Les partis : des équipes de foot jouant plusieurs matchs en même temps
Il y a en Belgique de langue française, une «scène» fédérale, une «scène» wallonne, une «scène» bruxelloise (et même une « scène» francophone pour compliquer tout, heureusement moins importante de fait), au-delà une« scène» européenne à laquelle la Belgique participe avec son profil singulier qui, là aussi, est désespérément conformiste. Les partis se distinguent d'après les critères classiques : gauche, centre, droite et les extrêmes à gauche et à droite (peu représentés). Ce n'est pas mauvais en soi. Mais c'est aussi une façon de mettre tout à fait au second plan les «scènes» (cadres wallon, belge, européen), dans lesquels on évolue, qui devraient se distinguer clairement, mais qui sont confondues pour le plus grand malheur de la démocratie qui suppose clarté et responsabilité. Les partis dispatchent leurs ministres (les présidents disent maintenant qu'ils les «désignent» ou les «nomment» ce qui est contraire aux textes et à leur esprit), à tous les niveaux de pouvoirs. C'est surtout vrai du côté wallon où la démocratie est étouffée. Elio Di Rupo règne sur le plus important parti wallon, le PS. Depuis une bonne dizaine d'années il le dirige et dirige aussi (ce qui n'est pas la tradition chez nous), tantôt la Wallonie (en 1999-2000 puis en 2005-2007 mais c'est la présidence du PS qui demeure sa priorité), tantôt même la Belgique (depuis décembre 2011 mais après avoir gardé le premier rôle dans les négociations pré-gouvernementales, depuis juin 2010 tout en étant, depuis 1999, comme président du PS, l'acteur le plus important de la politique fédérale avec quelques collègues). Et il reste bourgmestre de Mons! on n'a jamais vu ça! «En titre» ou «empêché», c'est-à-dire «de fait» comme il est «de fait» le Président wallon et reste « de fait» aussi le Président du PS ou «en titre» (du jamais vu aussi chez nous). Il ne faut pas se braquer sur cette personne. Elle est simplement l'élément le plus visible d'un système qui étrangle la démocratie.
La Wallonie sans vrais responsables à sa tête
Paul Dirkx, professeur à l'université de Nancy, dans un ouvrage que je suis en train de lire, La concurrence ethnique (éditions du croquant, Bellecombe, avril 2012), manifestement opposé aux différentes réformes de l'Etat qui ont transformé la Belgique en pays fédéral, parle sans cesse (avec les guillemets) de «Wallonie» et de «Flandre». Pour lui, ces deux entités n'existent pas et sont la création artificielle de ce qu'il appelle l'«ethnolibéralisme» en train de décomposer l'Europe à partir du centre principal d'infection que serait la Belgique.
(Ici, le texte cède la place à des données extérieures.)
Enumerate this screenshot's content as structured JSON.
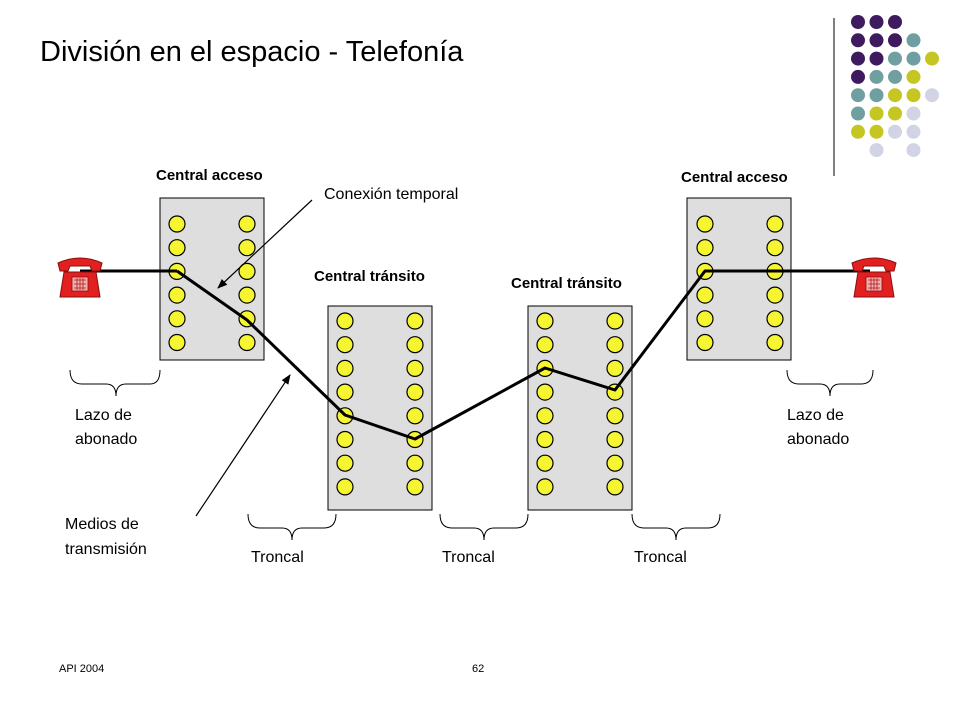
{
  "slide": {
    "title": "División en el espacio - Telefonía",
    "footer_left": "API 2004",
    "page_number": "62"
  },
  "colors": {
    "purple": "#3e1a5e",
    "teal": "#6f9fa0",
    "olive": "#c6c623",
    "lavender": "#d3d3e6",
    "panel": "#dedede",
    "port": "#f5f532",
    "phone": "#e32020"
  },
  "decor_dots": [
    [
      "purple",
      "purple",
      "purple",
      "",
      ""
    ],
    [
      "purple",
      "purple",
      "purple",
      "teal",
      ""
    ],
    [
      "purple",
      "purple",
      "teal",
      "teal",
      "olive"
    ],
    [
      "purple",
      "teal",
      "teal",
      "olive",
      ""
    ],
    [
      "teal",
      "teal",
      "olive",
      "olive",
      "lavender"
    ],
    [
      "teal",
      "olive",
      "olive",
      "lavender",
      ""
    ],
    [
      "olive",
      "olive",
      "lavender",
      "lavender",
      ""
    ],
    [
      "",
      "lavender",
      "",
      "lavender",
      ""
    ]
  ],
  "diagram": {
    "labels": {
      "access_left": "Central acceso",
      "access_right": "Central acceso",
      "transit_left": "Central tránsito",
      "transit_right": "Central tránsito",
      "temporary_connection": "Conexión temporal",
      "subscriber_loop_left_1": "Lazo de",
      "subscriber_loop_left_2": "abonado",
      "subscriber_loop_right_1": "Lazo de",
      "subscriber_loop_right_2": "abonado",
      "transmission_media_1": "Medios de",
      "transmission_media_2": "transmisión",
      "trunk_1": "Troncal",
      "trunk_2": "Troncal",
      "trunk_3": "Troncal"
    },
    "access_rows": 6,
    "transit_rows": 8
  }
}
Je ne partage évidemment pas l'avis de Paul Dirkx sur la Wallonie (sans guillemets). Francophone de Flandre et nostalgique de la Belgique unie, Paul Dirkx a sans doute trouvé un éditeur français ravi de lire chez lui que tout ce qui se passe en Belgique relève du surréalisme, manière d'encourager les Français à ne jamais rien comprendre à rien à la Belgique, l'un des défauts pour nous du journal Le Monde Diplomatique (pourtant si nécessaire à d'autres égards). Mais les analyses unitaristes qui mettent en cause chez lui la légitimité de la Wallonie finiront par se justifier du fait que tant au niveau du parlement que du gouvernement, les équipes et les personnes responsables sont des délégués des machines partisanes dont le champ d'action n'est précisément ni wallon, ni francophone, ni belge, ni européen, mais tout cela à la fois. Quoi d'étonnant dès lors que l'opinion publique, depuis le fédéralisme, pense que l'on a simplement multiplié les gouvernements dans le cadre belge, ceux-ci s'additionnant au seul gouvernement existant auparavant. L'opinion se trompe, mais les partis fonctionnent de telle façon que la démocratie en Wallonie soit perçue comme opaque ou absurde. Ce sont tout de même de graves responsabilités que prennent là les responsables. A force de jouer au jeu des «chaises musicales», ils ridiculisent leur fonction. Imaginons un seul instant la manière dont on devrait appeler dans une circonstance solennelle Di Rupo à l'Hôtel de Ville de Mons. Ce beau bâtiment médiéval retentirait des adresses gorgées de titres de jadis : «Monsieur le Premier Ministre, Monsieur le Président, Monsieur le Bourgmestre, Monsieur le Ministre d'Etat etc.».

La fondation d'un nouveau parti, le «Mouvement de gauche»
Samedi passé, je suis allé sans vraie conviction à la fondation d'un nouveau parti lancé par le député wallon (1) Bernard Wesphael, un Ecolo depuis trente ans et fondateur de ce parti, opposant au Traité constitutionnel européen en 2005, se situant à la gauche des Verts et attiré par le parcours de Mélenchon. Les quelques analyses que j'ai lues tentant de scruter ce que pourrait être l'avenir de ce parti, le font également, comme celle pas mauvaise de Philippe Walkoviak, à partir des critères «gauche», «centre» et «droite». Elles enregistrent les échecs de tentatives semblables (à gauche) dans les années 90, au début des années 2000 qui, à mon sens, pouvaient avoir le défaut de se positionner comme la présidentocratie en se voulant partis comme les partis existants. C'est-à-dire risquant en somme, en cas de succès, de mélanger également tous les espaces où se déroulent des élections, sans égard pour le principal d'entre eux pour des partis à vocation électorale francophone, soit la Wallonie. Or, lors de la fondation du Mouvement de gauche, de nombreux militants de base (réellement de base!), sans véritable passé politique connu se situaient, eux, sans même le faire par tactique, comme Wallons ou comme Bruxellois. Ils mettaient en cause aussi l'insensée politique européenne, comme l'affirmait une participante, «où les élus n'ont pas de pouvoirs et où ceux qui ont des pouvoirs ne sont pas élus». Un militant plus connu, le professeur Bismans, qui enseigne à l'université de Nancy mais qui est bien présent en Wallonie, mit encore plus clairement en avant les objectifs wallons. Sur la question de la Wallonie, sur celle de l'austérité au plan fédéral, sur la question de l'Europe néolibérale, partis politiques et même centres d'études, personnalités qui font autorité ou intellectuels au sens large, vont, dans les années à venir, peu trancher sur le conformisme ambiant.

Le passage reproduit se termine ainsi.